La plupart des illustrations proviennent du site Les français à Verdun. Bonne lecture.
Par une calme nuit de juillet…
Pour le plus grand bonheur des résidents de la tranchée 23, un vent modéré se leva quelques minutes après qu'ils aient reçu les asphyxiants1, balayant les vapeurs délétères au loin. Le masque M2 était relativement récent dans l'armée. Il était entré en service en décembre 1915. Grossier, mais efficace, il gênait néanmoins la vue et la respiration. Aussi, Neremsa fut heureux de pouvoir l'enlever et respirer normalement, bien que l'air portait encore la puanteur douceâtre du chlore. Il rangea le masque dans sa boîte et partit rejoindre Mortarion.
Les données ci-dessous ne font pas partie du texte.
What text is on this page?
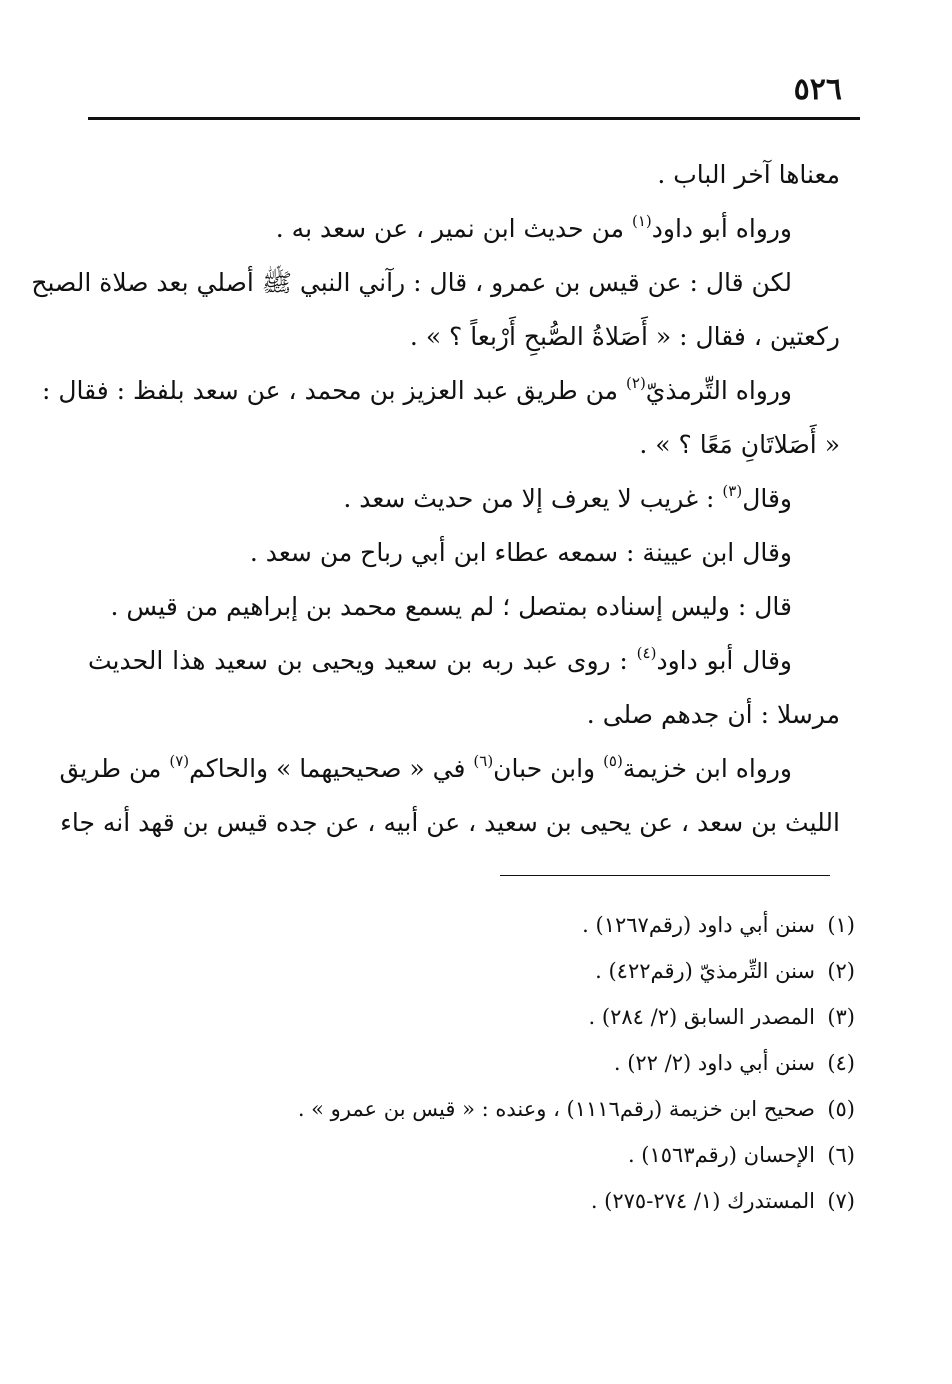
٥٢٦
معناها آخر الباب .
ورواه أبو داود$^{(١)}$ من حديث ابن نمير ، عن سعد به .
لكن قال : عن قيس بن عمرو ، قال : رآني النبي ﷺ أصلي بعد صلاة الصبح
ركعتين ، فقال : « أَصَلاةُ الصُّبحِ أَرْبعاً ؟ » .
ورواه التِّرمذيّ$^{(٢)}$ من طريق عبد العزيز بن محمد ، عن سعد بلفظ : فقال :
« أَصَلاتَانِ مَعًا ؟ » .
وقال$^{(٣)}$ : غريب لا يعرف إلا من حديث سعد .
وقال ابن عيينة : سمعه عطاء ابن أبي رباح من سعد .
قال : وليس إسناده بمتصل ؛ لم يسمع محمد بن إبراهيم من قيس .
وقال أبو داود$^{(٤)}$ : روى عبد ربه بن سعيد ويحيى بن سعيد هذا الحديث
مرسلا : أن جدهم صلى .
ورواه ابن خزيمة$^{(٥)}$ وابن حبان$^{(٦)}$ في « صحيحيهما » والحاكم$^{(٧)}$ من طريق
الليث بن سعد ، عن يحيى بن سعيد ، عن أبيه ، عن جده قيس بن قهد أنه جاء
(١)سنن أبي داود (رقم١٢٦٧) .
(٢)سنن التِّرمذيّ (رقم٤٢٢) .
(٣)المصدر السابق (٢/ ٢٨٤) .
(٤)سنن أبي داود (٢/ ٢٢) .
(٥)صحيح ابن خزيمة (رقم١١١٦) ، وعنده : « قيس بن عمرو » .
(٦)الإحسان (رقم١٥٦٣) .
(٧)المستدرك (١/ ٢٧٤-٢٧٥) .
Bien que lieutenant, ce dernier était surnommé « le commissaire » pour la simple raison qu'il s'agissait de son métier civil avant l’enrôlement (ou du moins, c'est ce que les papiers officiels de l'armée stipulaient). Inflexible et dénué de pitié pour les boches2, il conservait son masque anti-gaz en permanence autour du cou, ne le rangeant que pour imbiber le tissu des produits antichlore. Dragan Mortarion avait subi une attaque au gaz avant que son régiment ne soit équipé en conséquence, ce qui lui avait valu de graves brûlures aux poumons qui se faisaient encore sentir par les puissantes quintes de toux qui saisissaient régulièrement le commissaire. Particulièrement attaché au protocole, il était vêtu de l'uniforme Bleu Horizon des officiers, vêtements qu'il aimait à maintenir dans un état impeccable. Engagé en 1914, aux prémices du conflit, il avait directement reçu ce grade, contrairement à Neremsa. En effet, le belge avait commencé la guerre en tant que soldat dans l'armée Belge (environ 90 % des membres des FIM connurent le même sort), avant d'être muté et promu sur ordre du général Marcus afin de lui permettre de continuer à travailler pour la Fondation. L'uniforme du barbu était similaire, quoique plus usé que celui du commissaire. Si ce dernier était généralement rasé de près (du moins quand il avait le temps et l'énergie à y consacrer), Neremsa était reconnaissable par sa barbe et la partie droite de son visage, tannée comme du cuir suite à une brûlure reçue lors des premiers combats. Le commissaire comme le belge avaient comme armes le revolver 1892 et un poignard « Vengeur ». Les deux lieutenants disposaient également d'un 1pistolet lance-fusée, permettant soit d'éclairer le billard3 durant la nuit, soit de déclencher la terrifiante puissance des barrages d'artillerie.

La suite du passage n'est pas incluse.